The word “reconciliaton” means repairing brokenness. But how did it become our church’s name?

In 1983, the year before he was called to start a new congregation in Wilmington, Pastor Frank Perry and his wife Martha visited Berlin to celebrate the 500th anniversary of Martin Luther’s birth. A friend showed them the site where a church called the Church of Reconciliation once sat in the middle of the Berlin Wall.

The church had been founded in 1894 as a gift from Kaiser Wilhelm II. When the Berlin Wall was built in 1961, the East German government as a concession to tearing it down, enclosed the church within the wall. Since the parishioners were no longer able to use the church, a new Church of Reconciliation was built a block away. The old church stood until 1985 when it was torn down because guards claimed it impeded their vision.
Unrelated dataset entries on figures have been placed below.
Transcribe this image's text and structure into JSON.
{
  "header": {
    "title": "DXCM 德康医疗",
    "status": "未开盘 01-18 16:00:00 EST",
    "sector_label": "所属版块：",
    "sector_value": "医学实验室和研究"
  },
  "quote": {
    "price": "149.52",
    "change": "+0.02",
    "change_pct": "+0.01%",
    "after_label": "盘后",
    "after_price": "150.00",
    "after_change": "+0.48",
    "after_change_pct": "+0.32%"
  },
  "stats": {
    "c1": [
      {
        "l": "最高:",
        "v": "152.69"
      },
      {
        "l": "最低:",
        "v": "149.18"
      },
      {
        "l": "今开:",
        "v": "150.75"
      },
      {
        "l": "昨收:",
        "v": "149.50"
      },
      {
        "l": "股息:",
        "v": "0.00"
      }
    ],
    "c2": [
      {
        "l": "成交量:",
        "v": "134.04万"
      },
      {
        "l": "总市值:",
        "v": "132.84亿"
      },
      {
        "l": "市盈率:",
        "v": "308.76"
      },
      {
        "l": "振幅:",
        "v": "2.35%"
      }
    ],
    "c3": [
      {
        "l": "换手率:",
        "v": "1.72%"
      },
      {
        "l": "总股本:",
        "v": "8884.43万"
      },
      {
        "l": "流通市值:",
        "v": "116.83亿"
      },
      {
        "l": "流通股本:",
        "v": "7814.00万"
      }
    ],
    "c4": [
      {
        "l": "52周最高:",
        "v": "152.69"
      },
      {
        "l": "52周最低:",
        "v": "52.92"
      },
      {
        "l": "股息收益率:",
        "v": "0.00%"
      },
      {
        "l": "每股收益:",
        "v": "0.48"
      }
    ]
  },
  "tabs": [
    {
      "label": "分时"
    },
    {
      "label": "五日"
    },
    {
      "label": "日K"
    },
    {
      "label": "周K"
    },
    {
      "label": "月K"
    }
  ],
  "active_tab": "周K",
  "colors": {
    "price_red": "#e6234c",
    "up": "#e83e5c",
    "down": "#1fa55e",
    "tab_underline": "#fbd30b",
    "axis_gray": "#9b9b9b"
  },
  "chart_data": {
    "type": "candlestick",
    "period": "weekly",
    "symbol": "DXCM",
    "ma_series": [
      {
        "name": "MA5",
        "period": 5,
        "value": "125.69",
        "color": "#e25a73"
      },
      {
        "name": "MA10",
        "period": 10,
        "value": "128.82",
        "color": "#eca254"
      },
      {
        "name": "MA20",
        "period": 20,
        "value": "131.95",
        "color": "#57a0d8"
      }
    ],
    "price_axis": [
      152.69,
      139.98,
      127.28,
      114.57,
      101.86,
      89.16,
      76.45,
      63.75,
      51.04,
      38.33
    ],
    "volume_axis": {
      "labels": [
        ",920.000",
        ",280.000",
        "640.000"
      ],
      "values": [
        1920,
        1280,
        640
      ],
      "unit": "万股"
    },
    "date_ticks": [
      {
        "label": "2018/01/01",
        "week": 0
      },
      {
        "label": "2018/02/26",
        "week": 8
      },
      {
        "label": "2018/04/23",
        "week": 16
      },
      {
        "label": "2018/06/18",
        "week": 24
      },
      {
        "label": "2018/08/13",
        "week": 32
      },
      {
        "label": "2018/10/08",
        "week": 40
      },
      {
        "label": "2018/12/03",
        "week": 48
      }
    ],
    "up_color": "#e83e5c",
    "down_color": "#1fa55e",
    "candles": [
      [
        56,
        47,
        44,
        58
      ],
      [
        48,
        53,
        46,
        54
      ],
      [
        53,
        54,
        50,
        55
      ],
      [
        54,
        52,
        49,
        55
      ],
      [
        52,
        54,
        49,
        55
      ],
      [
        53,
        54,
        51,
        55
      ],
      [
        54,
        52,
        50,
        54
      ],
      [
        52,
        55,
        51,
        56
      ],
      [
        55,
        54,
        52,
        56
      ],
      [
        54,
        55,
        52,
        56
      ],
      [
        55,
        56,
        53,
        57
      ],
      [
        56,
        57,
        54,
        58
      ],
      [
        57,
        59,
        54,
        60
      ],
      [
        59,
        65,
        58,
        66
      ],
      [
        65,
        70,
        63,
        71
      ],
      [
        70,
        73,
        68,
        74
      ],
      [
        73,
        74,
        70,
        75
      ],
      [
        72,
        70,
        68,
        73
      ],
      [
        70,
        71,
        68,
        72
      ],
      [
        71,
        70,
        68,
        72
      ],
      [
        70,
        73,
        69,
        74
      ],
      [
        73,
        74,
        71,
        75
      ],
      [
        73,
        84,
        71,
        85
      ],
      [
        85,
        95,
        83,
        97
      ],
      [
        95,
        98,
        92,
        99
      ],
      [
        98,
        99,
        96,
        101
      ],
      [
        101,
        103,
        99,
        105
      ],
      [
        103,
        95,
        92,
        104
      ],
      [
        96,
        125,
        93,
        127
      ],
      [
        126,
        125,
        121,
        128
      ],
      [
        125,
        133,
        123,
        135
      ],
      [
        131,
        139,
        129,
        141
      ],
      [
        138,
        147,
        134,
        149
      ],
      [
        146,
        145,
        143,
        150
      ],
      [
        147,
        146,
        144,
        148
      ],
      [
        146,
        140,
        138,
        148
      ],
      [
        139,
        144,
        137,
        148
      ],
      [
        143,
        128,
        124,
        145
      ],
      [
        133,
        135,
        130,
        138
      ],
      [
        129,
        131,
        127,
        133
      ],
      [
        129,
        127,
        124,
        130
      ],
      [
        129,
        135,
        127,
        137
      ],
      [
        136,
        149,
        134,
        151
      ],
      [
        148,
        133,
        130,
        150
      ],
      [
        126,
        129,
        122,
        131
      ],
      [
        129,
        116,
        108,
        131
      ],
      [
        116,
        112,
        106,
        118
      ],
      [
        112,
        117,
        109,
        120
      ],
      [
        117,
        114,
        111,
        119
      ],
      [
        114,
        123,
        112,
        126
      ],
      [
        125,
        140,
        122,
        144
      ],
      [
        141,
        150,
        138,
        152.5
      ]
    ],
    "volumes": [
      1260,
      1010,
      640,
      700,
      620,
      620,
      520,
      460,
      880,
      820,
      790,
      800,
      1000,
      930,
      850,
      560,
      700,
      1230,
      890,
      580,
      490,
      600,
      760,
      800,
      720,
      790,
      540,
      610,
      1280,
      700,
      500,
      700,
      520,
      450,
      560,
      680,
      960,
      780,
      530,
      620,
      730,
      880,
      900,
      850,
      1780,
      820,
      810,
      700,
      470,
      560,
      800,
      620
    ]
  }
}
Pastor Perry was so impressed with the history of the Church of Reconciliation that he recommended that the new church in Wilmington include “reconciliation” in its new name.

statue

From the ruins of the Reconciliation Church a new chapel rose. Volunteers from fourteen eastern and western European nations helped in the rebuilding.

“The chapel also has a replica of Coventry Cathedral’s Statue of Reconciliation, a gift of the Cathedral found in Hiroshima and Belfast too – also places emerging from the destructiveness of war.”